Defendant's allegations of sentencing error do not provide a basis for relief. The Clerk's minutes of the sentencing hearing (CR Doc. 15) indicate that Defendant addressed the Court before sentence was announced. Defendant thus was not denied allocution. Furthermore, as to both the first and third claims, the Court agrees with Defendant's assertions that it had no effective authority to order a sentence to be concurrent with a subsequently-imposed state court sentence. See United States v. Neely, 38 F.3d 458, 461 (9th Cir. 1994) ("[A] federal court does not acquire discretion to impose a concurrent sentence until the defendant has been sentenced by another court."); United States v. Ballard, 6 F.3d 1502, 1510 (11th Cir. 1993) ("[C]onsecutive sentence imposed by the federal court . . . preserves [sentencing] prerogative for both sovereigns, while a prospective concurrent sentence would not."). The Court will dismiss Defendant's sentencing-error claims.
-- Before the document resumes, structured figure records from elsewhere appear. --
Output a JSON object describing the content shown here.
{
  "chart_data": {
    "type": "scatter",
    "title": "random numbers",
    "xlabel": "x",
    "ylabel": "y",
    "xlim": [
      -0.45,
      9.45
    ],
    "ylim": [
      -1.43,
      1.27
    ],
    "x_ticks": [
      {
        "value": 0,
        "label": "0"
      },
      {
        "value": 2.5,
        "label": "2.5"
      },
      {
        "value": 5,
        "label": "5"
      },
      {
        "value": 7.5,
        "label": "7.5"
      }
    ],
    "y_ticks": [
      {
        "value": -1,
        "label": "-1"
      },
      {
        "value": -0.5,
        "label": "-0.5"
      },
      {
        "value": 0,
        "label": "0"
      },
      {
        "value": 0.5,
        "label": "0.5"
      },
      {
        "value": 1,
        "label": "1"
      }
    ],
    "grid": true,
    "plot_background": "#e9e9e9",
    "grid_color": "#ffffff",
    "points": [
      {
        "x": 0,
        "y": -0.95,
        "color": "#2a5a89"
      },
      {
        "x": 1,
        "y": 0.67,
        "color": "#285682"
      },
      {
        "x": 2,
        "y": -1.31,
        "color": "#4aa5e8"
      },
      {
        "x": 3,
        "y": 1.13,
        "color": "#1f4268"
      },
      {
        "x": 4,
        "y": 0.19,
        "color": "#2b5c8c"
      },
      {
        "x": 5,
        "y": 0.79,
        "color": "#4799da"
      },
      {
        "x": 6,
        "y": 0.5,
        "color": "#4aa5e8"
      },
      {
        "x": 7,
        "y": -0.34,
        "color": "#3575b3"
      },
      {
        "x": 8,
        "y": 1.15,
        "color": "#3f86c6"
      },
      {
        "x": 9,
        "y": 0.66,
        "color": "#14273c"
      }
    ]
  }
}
Nor does Defendant's motion state a claim of ineffective assistance of counsel. "To establish ineffective assistance of counsel, a defendant must show both that his counsel's performance was constitutionally deficient, and that this deficient performance prejudiced him." United States v. Harfst, 168 F.3d 398, 402 (10th Cir. 1999). "The performance component need not be addressed first. 'If it is easier to dispose of an ineffectiveness claim on the ground of lack of sufficient prejudice, which we expect will often be so, that course should be followed.'" Smith v. Robbins, 528 U.S. 259, 286 n. 14 (2000) (quoting Strickland v. Washington, 466 U.S. 668, 697 (1984)). Here, "[a]s there was no error in the imposition of the sentence . . ., [Defendant] has made no showing of prejudice due to the alleged ineffective assistance of his counsel." United States v. Tackles, No. 02-8114, 2003 WL 1849350, at **2 (10th Cir. Apr. 10, 2003). Defendant is not entitled to relief, see § 2255 rule 4(b), and the Court will dismiss the § 2255 motion.
IT IS THEREFORE ORDERED that Defendant's motion to vacate, set aside, or correct sentence under 28 U.S.C. § 2255 (CV Doc. 1; CR Doc. 21) filed March 30, 2007, is DISMISSED with prejudice; and judgment will be entered.